Pengamat politik Universitas Trunojoyo, Surokim Abdussalam, menilai kredibilitas lembaga survei menghadapi ujian terberat sepanjang penyelenggaraan pemilu pascareformasi pada Pemilu 2024.
“Ujian paling berat lembaga survei sepanjang Pemilu pasca reformasi menurut saya ya kali ini, Pemilu 2024,” kata Surokim dalam keterangannya, Senin (11/12/2023).
Menurutnya, sebagian oknum lembaga survei terjebak dalam peran sebagai konsultan politik. Padahal, keduanya memiliki pokok tugas yang berbeda. Kondisi tersebut, kata dia, perlu dicermati lebih serius oleh penyelenggara pemilu.
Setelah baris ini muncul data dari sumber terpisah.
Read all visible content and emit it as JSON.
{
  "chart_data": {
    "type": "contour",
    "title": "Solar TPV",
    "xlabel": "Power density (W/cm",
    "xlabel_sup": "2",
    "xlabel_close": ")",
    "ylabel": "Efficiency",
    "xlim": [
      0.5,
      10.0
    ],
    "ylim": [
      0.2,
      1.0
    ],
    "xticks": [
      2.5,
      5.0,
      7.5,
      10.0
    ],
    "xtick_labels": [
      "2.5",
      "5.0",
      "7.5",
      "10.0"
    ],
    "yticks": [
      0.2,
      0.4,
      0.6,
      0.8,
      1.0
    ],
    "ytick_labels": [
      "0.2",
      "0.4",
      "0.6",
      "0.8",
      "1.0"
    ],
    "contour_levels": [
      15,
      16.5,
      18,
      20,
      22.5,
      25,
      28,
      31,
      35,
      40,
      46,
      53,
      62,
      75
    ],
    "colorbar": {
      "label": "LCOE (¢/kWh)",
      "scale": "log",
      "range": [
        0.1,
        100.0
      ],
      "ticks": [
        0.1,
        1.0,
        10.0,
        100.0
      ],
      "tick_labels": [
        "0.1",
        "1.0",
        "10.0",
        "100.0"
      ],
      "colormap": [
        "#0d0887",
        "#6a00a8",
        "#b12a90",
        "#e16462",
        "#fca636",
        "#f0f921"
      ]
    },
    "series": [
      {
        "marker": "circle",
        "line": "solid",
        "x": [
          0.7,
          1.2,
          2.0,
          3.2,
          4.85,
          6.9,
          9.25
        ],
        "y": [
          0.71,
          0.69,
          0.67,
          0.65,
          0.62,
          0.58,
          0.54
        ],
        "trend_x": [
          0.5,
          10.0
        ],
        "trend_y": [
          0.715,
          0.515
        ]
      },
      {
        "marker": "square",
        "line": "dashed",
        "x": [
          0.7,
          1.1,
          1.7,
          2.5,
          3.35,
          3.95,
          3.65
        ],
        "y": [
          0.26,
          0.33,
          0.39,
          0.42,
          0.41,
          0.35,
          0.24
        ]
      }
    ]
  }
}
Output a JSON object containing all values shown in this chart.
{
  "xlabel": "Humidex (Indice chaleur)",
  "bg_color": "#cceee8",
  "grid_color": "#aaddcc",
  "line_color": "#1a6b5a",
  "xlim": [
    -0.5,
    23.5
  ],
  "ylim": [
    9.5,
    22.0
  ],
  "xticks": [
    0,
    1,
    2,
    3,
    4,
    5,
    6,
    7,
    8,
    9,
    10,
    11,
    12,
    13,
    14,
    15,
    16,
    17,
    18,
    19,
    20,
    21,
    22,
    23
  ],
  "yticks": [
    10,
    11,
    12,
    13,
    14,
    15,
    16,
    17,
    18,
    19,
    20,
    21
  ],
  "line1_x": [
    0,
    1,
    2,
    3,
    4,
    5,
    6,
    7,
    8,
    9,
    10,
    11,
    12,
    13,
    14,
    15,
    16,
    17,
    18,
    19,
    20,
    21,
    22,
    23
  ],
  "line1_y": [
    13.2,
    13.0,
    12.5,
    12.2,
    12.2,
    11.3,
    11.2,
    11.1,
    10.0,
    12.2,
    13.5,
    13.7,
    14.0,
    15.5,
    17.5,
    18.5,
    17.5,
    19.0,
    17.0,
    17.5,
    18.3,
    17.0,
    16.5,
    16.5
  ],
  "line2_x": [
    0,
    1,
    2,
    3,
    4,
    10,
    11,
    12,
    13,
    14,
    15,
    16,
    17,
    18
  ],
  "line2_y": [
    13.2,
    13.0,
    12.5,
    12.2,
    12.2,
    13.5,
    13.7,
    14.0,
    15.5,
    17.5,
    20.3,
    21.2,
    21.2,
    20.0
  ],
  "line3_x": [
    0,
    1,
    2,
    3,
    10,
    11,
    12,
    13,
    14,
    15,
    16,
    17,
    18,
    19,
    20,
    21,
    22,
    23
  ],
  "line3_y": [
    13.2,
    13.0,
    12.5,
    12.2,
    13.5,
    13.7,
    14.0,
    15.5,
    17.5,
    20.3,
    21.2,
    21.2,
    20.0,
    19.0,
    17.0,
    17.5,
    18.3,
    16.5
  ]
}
Surokim menekankan pentingnya menjaga kepercayaan publik karena legitimasi dan kepercayaan merupakan inti dari demokrasi elektoral. Ia menilai situasi ini patut diwaspadai agar trust publik dapat pulih dan kualitas pemilu meningkat secara substantif.
Selain itu, ia berharap muncul lembaga survei pembanding agar publik dapat membandingkan hasil dan menemukan titik temu penilaian. Menurutnya, jika jumlah lembaga survei terbatas, ada risiko munculnya absolutisme dan hegemoni data.
Meski demikian, Surokim menyatakan tetap meyakini lembaga survei di Indonesia dapat berperan positif dalam pesta demokrasi. Ia menilai lembaga survei masih berpotensi menjadi rujukan dan sarana edukasi publik, sehingga kehadiran lembaga survei dari berbagai pihak dinilai penting.